Depois da terceira temporada de Twin Peaks, eu posso afirmar com tranquilidade que não existe série na TV como ela. Hoje estamos diante de várias séries maravilhosas e que tem uma linguagem audiovisual bem sofisticada. Mas a terceira temporada de Twin Peaks eleva isso com uma ousadia tão grande. Por exemplo o episódio 8 da terceira temporada é uma aula de audiovisual e direção com toques gigantes de surrealismo que você veria em pouquíssimas séries de TV. As decisões que a série tomam com cada um dos seus personagens e com o seu protagonista também são extremamente condizentes e ousadas. O jeito que ela sabe exatamente como não entregar o que o público quer e na hora de entregar  é simplesmente maravilhoso. Twin Peaks e as suas ousadias são únicas, e na terceira temporada vemos a série caminhando para um caminho bem próprio e diferente das duas primeiras temporadas, o que é maravilhoso.

Ela muda totalmente a sua formula e se joga no surrealismo e na experimentação tentando fazer algo novo. E por isso ela é tão bem–sucedida. Como toda obra de Lynch não está preocupada em te dar respostas claras, ela quer que você acompanhe ela durante toda a sua viagem e tenha várias sensações, haverá muitas respostas sim, principalmente pro final, mas não espere ter todas as respostas e mesmo depois das respostas, haverão ainda mais perguntas. E é essa “viagem” o que faz Twin Peaks e toda a obra do David Lynch tão maravilhosa.

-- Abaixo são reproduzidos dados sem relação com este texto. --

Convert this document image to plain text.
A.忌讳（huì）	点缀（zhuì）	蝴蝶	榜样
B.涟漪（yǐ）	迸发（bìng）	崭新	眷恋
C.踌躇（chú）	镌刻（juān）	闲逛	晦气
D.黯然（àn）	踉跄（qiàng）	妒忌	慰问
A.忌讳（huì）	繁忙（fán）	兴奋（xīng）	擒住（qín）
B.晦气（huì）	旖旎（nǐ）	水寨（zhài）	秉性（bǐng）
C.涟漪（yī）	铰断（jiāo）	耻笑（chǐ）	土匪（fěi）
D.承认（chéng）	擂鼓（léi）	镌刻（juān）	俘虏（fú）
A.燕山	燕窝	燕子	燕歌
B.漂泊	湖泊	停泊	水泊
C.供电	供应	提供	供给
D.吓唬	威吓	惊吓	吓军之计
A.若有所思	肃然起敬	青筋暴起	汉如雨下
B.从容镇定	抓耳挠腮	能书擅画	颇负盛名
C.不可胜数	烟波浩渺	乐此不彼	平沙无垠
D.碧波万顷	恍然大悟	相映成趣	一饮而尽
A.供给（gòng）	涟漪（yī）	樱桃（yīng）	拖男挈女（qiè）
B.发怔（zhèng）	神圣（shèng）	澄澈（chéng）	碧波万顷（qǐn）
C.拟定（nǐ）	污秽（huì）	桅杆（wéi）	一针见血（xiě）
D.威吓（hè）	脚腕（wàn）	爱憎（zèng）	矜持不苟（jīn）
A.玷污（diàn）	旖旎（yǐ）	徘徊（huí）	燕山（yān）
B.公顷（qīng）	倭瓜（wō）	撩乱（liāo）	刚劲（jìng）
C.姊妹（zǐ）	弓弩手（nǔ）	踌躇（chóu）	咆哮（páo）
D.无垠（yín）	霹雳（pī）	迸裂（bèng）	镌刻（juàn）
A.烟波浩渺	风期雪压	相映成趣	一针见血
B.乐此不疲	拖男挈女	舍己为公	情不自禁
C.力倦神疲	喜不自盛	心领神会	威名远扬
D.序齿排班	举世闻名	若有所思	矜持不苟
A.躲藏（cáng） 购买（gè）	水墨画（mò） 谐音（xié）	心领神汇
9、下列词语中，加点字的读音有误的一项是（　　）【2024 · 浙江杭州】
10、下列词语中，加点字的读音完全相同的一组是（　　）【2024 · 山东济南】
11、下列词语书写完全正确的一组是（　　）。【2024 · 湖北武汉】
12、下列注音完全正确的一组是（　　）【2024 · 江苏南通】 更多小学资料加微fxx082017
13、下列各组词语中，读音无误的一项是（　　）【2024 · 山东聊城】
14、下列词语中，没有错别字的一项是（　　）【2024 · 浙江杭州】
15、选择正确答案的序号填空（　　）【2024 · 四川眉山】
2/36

Diferente de outros revivais como Arrested Development e Arquivo X, que eu sinto que os criadores querem voltar a série recorrendo pra nostalgia e seguindo o mesmo estilo que era a série antes, a terceira temporada de Twin Peaks vai pro caminho contrário e por isso funciona tão bem. Ela pega tudo que tinha na série anterior e dá uma nova cara pra tudo mas mesmo assim consegue se comunicar perfeitamente com o que veio anteriormente mesmo fazendo algo diferente em muitos pontos. É tão maravilhosa como ela consegue fazer algo que é tão diferente e tão semelhante ao mesmo tempo, e por isso ela funciona de forma exata.  E só por isso ela já mereceria ser assistida.

 

  1. A MÚSICA

 

Na série original somos presenteados com a trilha sonora original composta por Angelo Badalamenti, que é simplesmente uma das melhores trilhas de qualquer série de TV, refletindo tão bem aquela cidade pequena e seus habitantes além de seus visitantes. Infelizmente na terceira temporada essa trilha não é tão ousada, mas ganhamos em todo final de episódio uma apresentação de alguma banda. E todas elas são maravilhosas. Tenho que fazer uma menção honrosas pros finais do primeiro episódio, do decimo sexto e do decimo sétimo da terceira temporada, que são pra mim as melhores apresentações.

Espero que vocês tenham gostado da coluna. Estamos aguardando os seus comentários sobre Twin Peaks e a terceira temporada. Se você não assistiu ainda, ASSISTA! Se já assistiu, convençam os seus amigos ou amigas á assistirem essa série maravilhosa e completinha, porque séries assim merecem serem vistas!